Desde hace cuatro siglos, han sido las vecinas más silenciosas del Centro de la ciudad, pero también las más queridas y respetadas. ¿Quién no ha hecho cola durante horas para comprar algunos de los exquisitos dulces que elaboraban de forma artesanal las religiosas cistercienses de la abadía de Santa Ana? Apenas se dejaban ver debido a su voto de clausura, pero durante la misa en la capilla de la abadía se podían escuchar sus voces que llegaban desde detrás del coro.
Ahora, todos esto pasará a formar parte de la memoria de Málaga. Las monjas se marchan para siempre de la calle Císter y ayer empezaron a hacer la mudanza. La razón: la falta de vocación ha dejado sin religiosas la abadía. Apenas quedaban cuatro monjas en su interior y dos de ellas, las más veteranas del convento, superan con creces los ochenta años.
Los trabajadores de la mudanza comenzaron ayer a empaquetar los muebles, cuadros e imágenes que pertenecen a la orden. Según, José Luis Narbona, presidente de la Hermandad de Caballeros del Císter -un grupo de ciudadanos encargados de proteger a las religiosas de la orden-, todos estos enseres se trasladarán al monasterio cisterciense de Santo Domingo de la Calzada (La Rioja).
-Caballeros sin protegidas-La Hermandad de Caballeros y Damas del Císter, a la que pertenecen personalidades de la ciudad, se queda ahora sin protegidas.
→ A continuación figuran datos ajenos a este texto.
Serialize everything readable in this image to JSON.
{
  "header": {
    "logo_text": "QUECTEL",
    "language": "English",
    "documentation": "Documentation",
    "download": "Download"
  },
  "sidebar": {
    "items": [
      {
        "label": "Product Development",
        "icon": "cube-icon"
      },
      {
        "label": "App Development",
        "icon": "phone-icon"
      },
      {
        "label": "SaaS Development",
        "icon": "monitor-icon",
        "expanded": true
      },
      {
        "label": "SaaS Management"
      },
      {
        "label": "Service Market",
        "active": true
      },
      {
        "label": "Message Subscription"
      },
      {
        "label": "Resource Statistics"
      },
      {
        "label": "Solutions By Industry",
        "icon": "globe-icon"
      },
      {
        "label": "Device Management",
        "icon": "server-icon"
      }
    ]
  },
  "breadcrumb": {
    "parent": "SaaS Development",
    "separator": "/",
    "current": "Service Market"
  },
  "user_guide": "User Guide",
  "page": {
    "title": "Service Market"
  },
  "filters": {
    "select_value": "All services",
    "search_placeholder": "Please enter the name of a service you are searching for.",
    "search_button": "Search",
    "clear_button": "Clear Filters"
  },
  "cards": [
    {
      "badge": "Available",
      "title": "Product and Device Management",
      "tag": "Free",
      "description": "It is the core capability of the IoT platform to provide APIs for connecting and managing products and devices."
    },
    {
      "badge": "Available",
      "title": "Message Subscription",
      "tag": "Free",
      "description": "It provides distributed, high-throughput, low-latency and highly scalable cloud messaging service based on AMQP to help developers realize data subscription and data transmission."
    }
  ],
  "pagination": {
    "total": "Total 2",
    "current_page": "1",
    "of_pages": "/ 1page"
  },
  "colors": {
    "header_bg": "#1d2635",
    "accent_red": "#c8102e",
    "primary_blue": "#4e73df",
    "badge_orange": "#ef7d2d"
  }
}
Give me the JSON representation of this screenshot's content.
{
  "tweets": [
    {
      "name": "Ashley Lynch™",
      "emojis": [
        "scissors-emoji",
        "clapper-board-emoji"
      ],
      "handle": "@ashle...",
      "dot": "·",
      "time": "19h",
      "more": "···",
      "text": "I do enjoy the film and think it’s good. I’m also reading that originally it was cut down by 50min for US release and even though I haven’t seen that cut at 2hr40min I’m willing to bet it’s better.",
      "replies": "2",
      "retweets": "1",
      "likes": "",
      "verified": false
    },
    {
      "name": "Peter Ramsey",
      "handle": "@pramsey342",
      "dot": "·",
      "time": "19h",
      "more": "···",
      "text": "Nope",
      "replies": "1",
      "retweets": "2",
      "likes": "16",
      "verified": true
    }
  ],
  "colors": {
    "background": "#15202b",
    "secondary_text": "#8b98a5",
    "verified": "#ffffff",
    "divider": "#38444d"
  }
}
La hermandad se plantea ahora su futuro. Todavía queda por ver qué ocurrirá con la capilla. «Esperamos que se pueda seguir celebrando la misa y que el edificio, que pertenece a la orden, pueda continuar albergando el museo», indican.
Para Carmelina Herrera de Nogués, perteneciente a la Hermandad de las Damas, se pierde una parte de Málaga sin necesidad. «La orden tiene otra congregación en El Atabal, pero ha ido abandonando ésta a pesar de su gran valor patrimonial», dice. Por su parte, el Obispado de Málaga no se pronuncia sobre esta decisión. «Las congregaciones religiosas tienen autonomía», indica desde el Obispado.
Hasta que trasladen todas las pertenencias de la orden, ellas serán las últimas en dejar la abadía. Pero los malagueños ya empiezan a sentir su ausencia.